IAN Simpkin has retired from Mt Clear College, and his last day at the school yesterday coincided with its Anzac Day ceremony.
He finished officially at the school and with the education department on Tuesday, after having spent the first term of this year on long service leave.
“It was nice to come in and see the Anzac Day service happen without me, and not having to do a thing.”
Mr Simpkin, a maths and physics teacher, was known for his work on the school’s relationship with a Gallipoli school.
Mr Simpkin first travelled to Gallipoli in 1998 and the next year decided to share the story of his trip with the students for Anzac Day.

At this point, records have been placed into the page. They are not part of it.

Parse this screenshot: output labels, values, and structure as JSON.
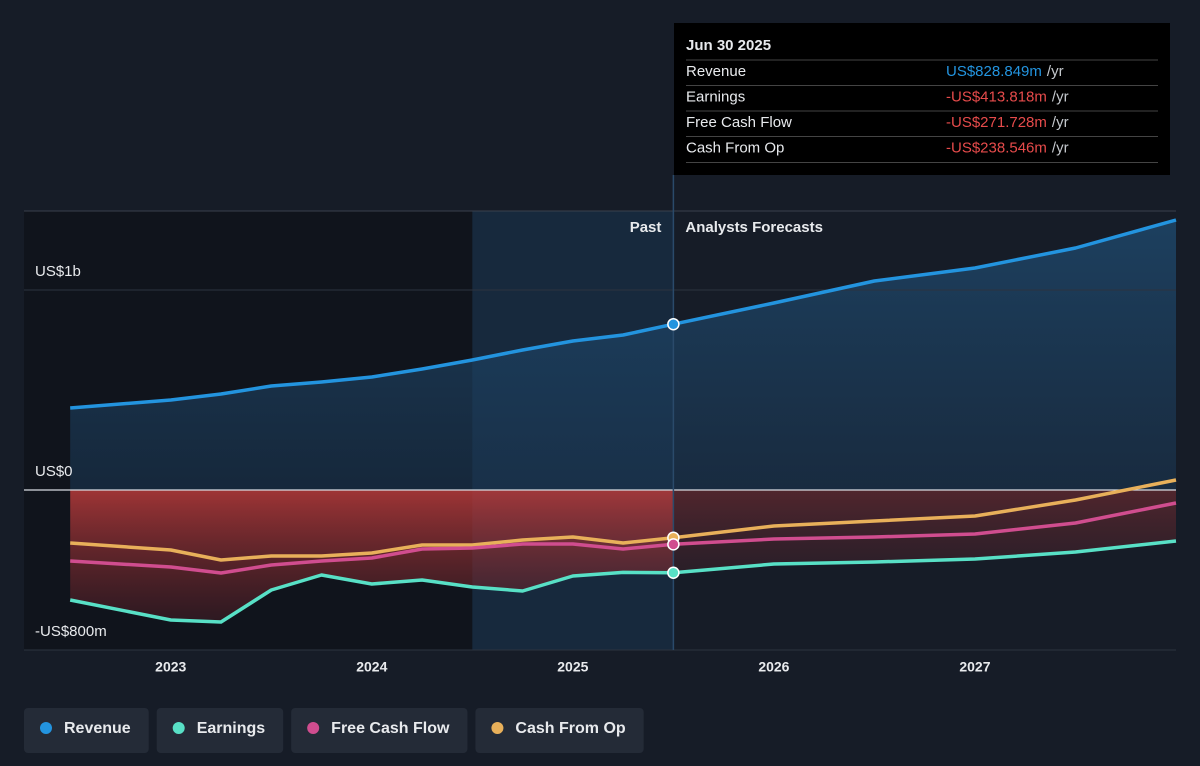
{
  "chart_data": {
    "type": "line",
    "x": [
      2022.5,
      2023,
      2023.25,
      2023.5,
      2023.75,
      2024,
      2024.25,
      2024.5,
      2024.75,
      2025,
      2025.25,
      2025.5,
      2026,
      2026.5,
      2027,
      2027.5,
      2028
    ],
    "series": [
      {
        "name": "Revenue",
        "color": "#2394df",
        "values": [
          410,
          450,
          480,
          520,
          540,
          565,
          605,
          650,
          700,
          745,
          775,
          828.849,
          935,
          1045,
          1110,
          1210,
          1350
        ]
      },
      {
        "name": "Earnings",
        "color": "#58e0c6",
        "values": [
          -550,
          -650,
          -660,
          -500,
          -425,
          -470,
          -450,
          -485,
          -505,
          -430,
          -412,
          -413.818,
          -370,
          -360,
          -345,
          -310,
          -255
        ]
      },
      {
        "name": "Free Cash Flow",
        "color": "#d04d8f",
        "values": [
          -355,
          -385,
          -415,
          -375,
          -355,
          -340,
          -295,
          -290,
          -270,
          -270,
          -295,
          -271.728,
          -245,
          -235,
          -220,
          -165,
          -65
        ]
      },
      {
        "name": "Cash From Op",
        "color": "#e8b05a",
        "values": [
          -265,
          -300,
          -350,
          -330,
          -330,
          -315,
          -275,
          -275,
          -250,
          -235,
          -265,
          -238.546,
          -180,
          -155,
          -130,
          -50,
          50
        ]
      }
    ],
    "xlim": [
      2022.27,
      2028
    ],
    "xticks": [
      2023,
      2024,
      2025,
      2026,
      2027
    ],
    "ylim": [
      -800,
      1395
    ],
    "yticks": [
      {
        "value": 1000,
        "label": "US$1b"
      },
      {
        "value": 0,
        "label": "US$0"
      },
      {
        "value": -800,
        "label": "-US$800m"
      }
    ],
    "highlight_range": [
      2024.5,
      2025.5
    ],
    "annotations": {
      "past": "Past",
      "forecast": "Analysts Forecasts"
    },
    "tooltip": {
      "title": "Jun 30 2025",
      "rows": [
        {
          "name": "Revenue",
          "value": "US$828.849m",
          "unit": "/yr",
          "color": "#2394df"
        },
        {
          "name": "Earnings",
          "value": "-US$413.818m",
          "unit": "/yr",
          "color": "#e64b4b"
        },
        {
          "name": "Free Cash Flow",
          "value": "-US$271.728m",
          "unit": "/yr",
          "color": "#e64b4b"
        },
        {
          "name": "Cash From Op",
          "value": "-US$238.546m",
          "unit": "/yr",
          "color": "#e64b4b"
        }
      ]
    }
  }
}
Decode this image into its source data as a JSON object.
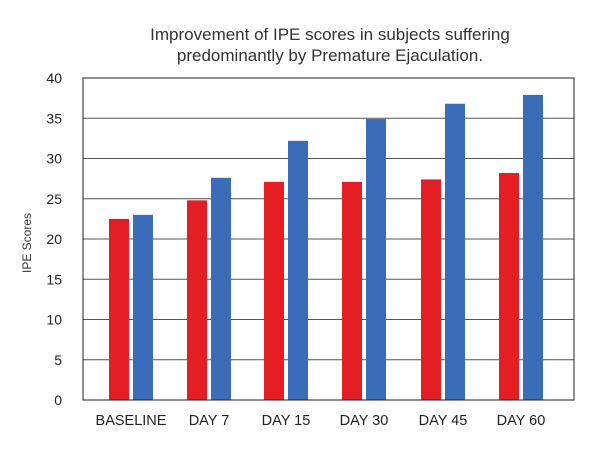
{
  "chart_data": {
    "type": "bar",
    "title_lines": [
      "Improvement of IPE scores in subjects suffering",
      "predominantly by Premature Ejaculation."
    ],
    "xlabel": "",
    "ylabel": "IPE Scores",
    "categories": [
      "BASELINE",
      "DAY 7",
      "DAY 15",
      "DAY 30",
      "DAY 45",
      "DAY 60"
    ],
    "series": [
      {
        "values": [
          22.5,
          24.8,
          27.1,
          27.1,
          27.4,
          28.2
        ],
        "color": "#e31e24"
      },
      {
        "values": [
          23.0,
          27.6,
          32.2,
          34.9,
          36.8,
          37.9
        ],
        "color": "#3b6cb7"
      }
    ],
    "ylim": [
      0,
      40
    ],
    "yticks": [
      0,
      5,
      10,
      15,
      20,
      25,
      30,
      35,
      40
    ],
    "grid": true,
    "legend": "none"
  }
}
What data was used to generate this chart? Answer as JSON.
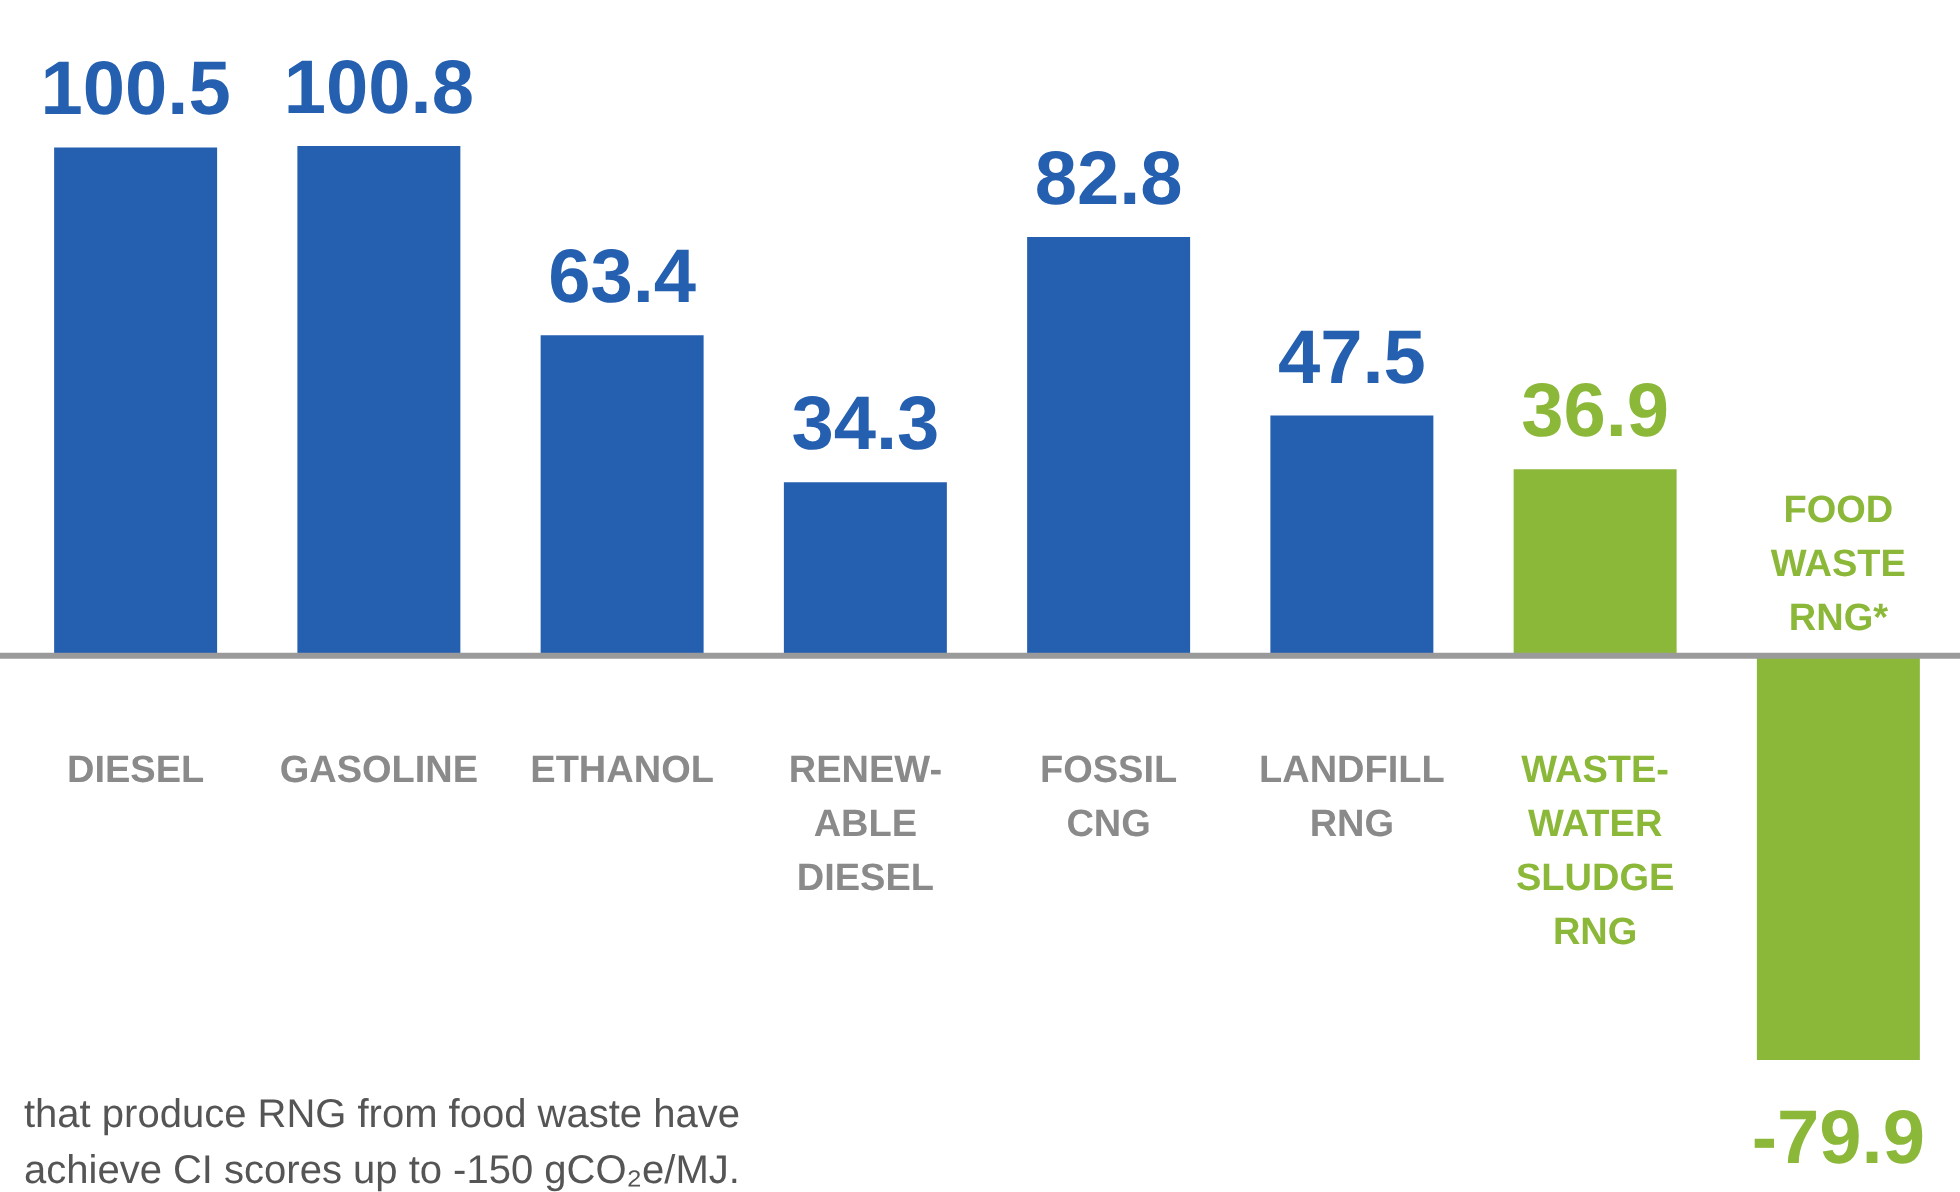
{
  "chart_data": {
    "type": "bar",
    "categories": [
      "DIESEL",
      "GASOLINE",
      "ETHANOL",
      "RENEW-\nABLE\nDIESEL",
      "FOSSIL\nCNG",
      "LANDFILL\nRNG",
      "WASTE-\nWATER\nSLUDGE\nRNG",
      "FOOD\nWASTE\nRNG*"
    ],
    "values": [
      100.5,
      100.8,
      63.4,
      34.3,
      82.8,
      47.5,
      36.9,
      -79.9
    ],
    "colors": [
      "#245fb0",
      "#245fb0",
      "#245fb0",
      "#245fb0",
      "#245fb0",
      "#245fb0",
      "#8cb83a",
      "#8cb83a"
    ],
    "data_labels": true,
    "annotations": [
      "that produce RNG from food waste have\nachieve CI scores up to -150 gCO₂e/MJ."
    ]
  }
}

“You could hear a pin drop,” he said.
From there, the ceremony grew.
“It’s absolutely amazing to see 1200 people stand there in absolute silence, paying their respects after the Last Post is played.”
Students travelled to Gallipoli, and Mr Simpkin helped form a sister-school relationship between Mt Clear College and Gallipoli High School in 2001.
In 2007 he was awarded an Anzac Peace Prize for his work establishing the sister school.
“I marvel and admire those that have gone before and done things that I could only imagine doing,” he said.
There have also been two trips by Turkish students to Mt Clear.
On the first trip, they planted a pine tree at the front of the school, a descendant of the Lone Pine that stands at Gallipoli.
Mr Simpkin first started at Mt Clear College in 1988, but spent a total of 42 years with the educationdepartment.
“I’ve always enjoyed teaching at the school,” he said.
“I’ll miss that relationship that I was able to have with students and teaching them.”
Mr Simpkin said all he ever wanted to be was a good teacher.
“That was my primary purpose: to be a good teacher.”